In a preface included in early editions of the Loeb Classical Library, James Loeb explains why he felt it was important to focus so much of his philanthropy in art, music, and classical knowledge:

“In an age when the Humanities are being neglected more perhaps than at any time since the Middle Ages, and when men’s minds are turning more than ever before to the practical and the material, it does not suffice to make pleas, however eloquent and convincing, for the safeguarding and further enjoyment of our greatest heritage from the past. Means must be found to place these treasures within the reach of all who care for the finer things of life.”

By 1905 Loeb had moved to Munich, living quietly and studying. In alumni notes he refers to himself as “an idler who keeps busy, spending time with the interests which are dearest to me: Art, Literature and Music.” His closer study of classical archaeology and literature during this time led him to publish several things, including a translation into English of Couat’s Alexandrian Poetry under the First Three Ptolemies; Decharme’s Euripides and the Spirit of His Dramas; and catalogs of his collection of ancient bronzes and pottery.

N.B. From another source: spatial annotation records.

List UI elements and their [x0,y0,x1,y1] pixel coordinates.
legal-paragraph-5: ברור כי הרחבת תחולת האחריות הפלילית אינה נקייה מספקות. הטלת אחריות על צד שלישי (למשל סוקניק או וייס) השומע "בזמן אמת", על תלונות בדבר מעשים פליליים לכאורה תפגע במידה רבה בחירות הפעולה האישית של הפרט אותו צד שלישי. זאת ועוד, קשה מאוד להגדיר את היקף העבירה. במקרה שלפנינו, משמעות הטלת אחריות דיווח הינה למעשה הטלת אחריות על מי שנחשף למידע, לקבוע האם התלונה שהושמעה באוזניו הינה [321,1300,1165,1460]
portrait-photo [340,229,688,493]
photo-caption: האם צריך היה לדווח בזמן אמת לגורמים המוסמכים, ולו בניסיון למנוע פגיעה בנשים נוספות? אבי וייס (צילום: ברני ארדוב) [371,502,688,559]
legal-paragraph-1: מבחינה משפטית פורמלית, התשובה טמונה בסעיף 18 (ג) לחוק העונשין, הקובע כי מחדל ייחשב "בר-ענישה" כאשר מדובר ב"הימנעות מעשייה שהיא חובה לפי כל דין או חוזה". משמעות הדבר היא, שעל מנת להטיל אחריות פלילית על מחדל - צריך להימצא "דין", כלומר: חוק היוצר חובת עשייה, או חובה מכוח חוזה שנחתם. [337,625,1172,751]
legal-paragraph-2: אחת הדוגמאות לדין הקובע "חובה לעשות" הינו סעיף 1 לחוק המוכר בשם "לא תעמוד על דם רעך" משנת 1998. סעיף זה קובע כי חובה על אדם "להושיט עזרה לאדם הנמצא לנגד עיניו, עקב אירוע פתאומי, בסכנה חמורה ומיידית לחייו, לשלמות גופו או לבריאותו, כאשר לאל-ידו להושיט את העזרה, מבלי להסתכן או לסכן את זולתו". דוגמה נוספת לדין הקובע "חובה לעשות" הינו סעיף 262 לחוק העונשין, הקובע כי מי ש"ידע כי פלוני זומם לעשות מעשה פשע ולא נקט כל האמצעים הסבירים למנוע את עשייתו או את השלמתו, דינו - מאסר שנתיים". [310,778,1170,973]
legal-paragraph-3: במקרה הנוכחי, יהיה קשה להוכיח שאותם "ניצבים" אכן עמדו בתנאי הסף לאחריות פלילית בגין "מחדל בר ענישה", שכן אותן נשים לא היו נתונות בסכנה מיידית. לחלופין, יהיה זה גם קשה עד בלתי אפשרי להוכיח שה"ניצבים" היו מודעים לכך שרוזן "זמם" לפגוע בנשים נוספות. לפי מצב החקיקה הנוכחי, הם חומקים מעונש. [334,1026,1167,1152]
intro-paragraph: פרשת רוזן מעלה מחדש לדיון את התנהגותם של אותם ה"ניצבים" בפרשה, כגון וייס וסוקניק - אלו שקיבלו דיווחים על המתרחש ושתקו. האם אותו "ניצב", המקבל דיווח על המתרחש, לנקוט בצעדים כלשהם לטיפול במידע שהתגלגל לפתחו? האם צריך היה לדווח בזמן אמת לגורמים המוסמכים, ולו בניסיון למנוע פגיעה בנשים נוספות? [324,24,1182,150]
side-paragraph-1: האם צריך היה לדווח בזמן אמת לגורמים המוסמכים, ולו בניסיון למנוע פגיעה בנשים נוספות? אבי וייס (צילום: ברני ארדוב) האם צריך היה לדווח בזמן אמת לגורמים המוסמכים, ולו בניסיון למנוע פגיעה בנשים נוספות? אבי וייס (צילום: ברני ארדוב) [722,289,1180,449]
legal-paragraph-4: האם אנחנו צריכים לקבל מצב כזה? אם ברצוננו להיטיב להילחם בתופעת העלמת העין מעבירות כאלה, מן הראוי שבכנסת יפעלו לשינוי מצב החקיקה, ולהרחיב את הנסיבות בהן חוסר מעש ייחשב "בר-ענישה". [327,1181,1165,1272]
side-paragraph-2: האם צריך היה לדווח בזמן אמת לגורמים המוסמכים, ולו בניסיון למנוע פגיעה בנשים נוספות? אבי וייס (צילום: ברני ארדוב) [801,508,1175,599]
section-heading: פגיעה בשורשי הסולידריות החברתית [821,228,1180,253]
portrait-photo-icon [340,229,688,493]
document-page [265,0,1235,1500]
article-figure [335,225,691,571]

It was during this time in Munich that Loeb’s enormous interest in and support of medical and psychiatric institutions became evident. In the early 1900s he stayed for some time with Sigmund Freud in Vienna, who recommended him to Emil Kraepelin in Munich. His association with Kraepelin led to the founding of the Deutsche Forschungsanstalt für Psychiatrie in Munich. This German Research Institute for Psychiatry received the largest combined benefaction from Loeb: one million marks to establish it, further gifts until his death, and one million dollars at his death. Loeb also supported other medical institutions, including the gift of a 60-bed hospital in Murnau and the establishment of the Solomon and Betty Loeb Home for Convalescents in White Plains, New York.

James Loeb suffered another severe breakdown in 1917, recovering in 1921. The year of his recovery, he married Marie Antonie Hambueschen—a widow with two sons and the faithful nurse who had cared for him for so long. In the same year, he moved permanently to his country estate, Hochried, at Murnau near Oberammergau, and died there on May 27, 1933, just four months after the death of his wife. An editorial in the New York Times read: “It seems not too much to say that James Loeb was a restorer of the humanities, a reviver of learning, a continuer in his way of the tradition of the Renaissance.” A niece remembered him as “the most vivid, brilliant personality. As handsome as a Greek god, he charmed everyone, was an excellent scholar, a fine musician and an esthete in the best sense of the word.”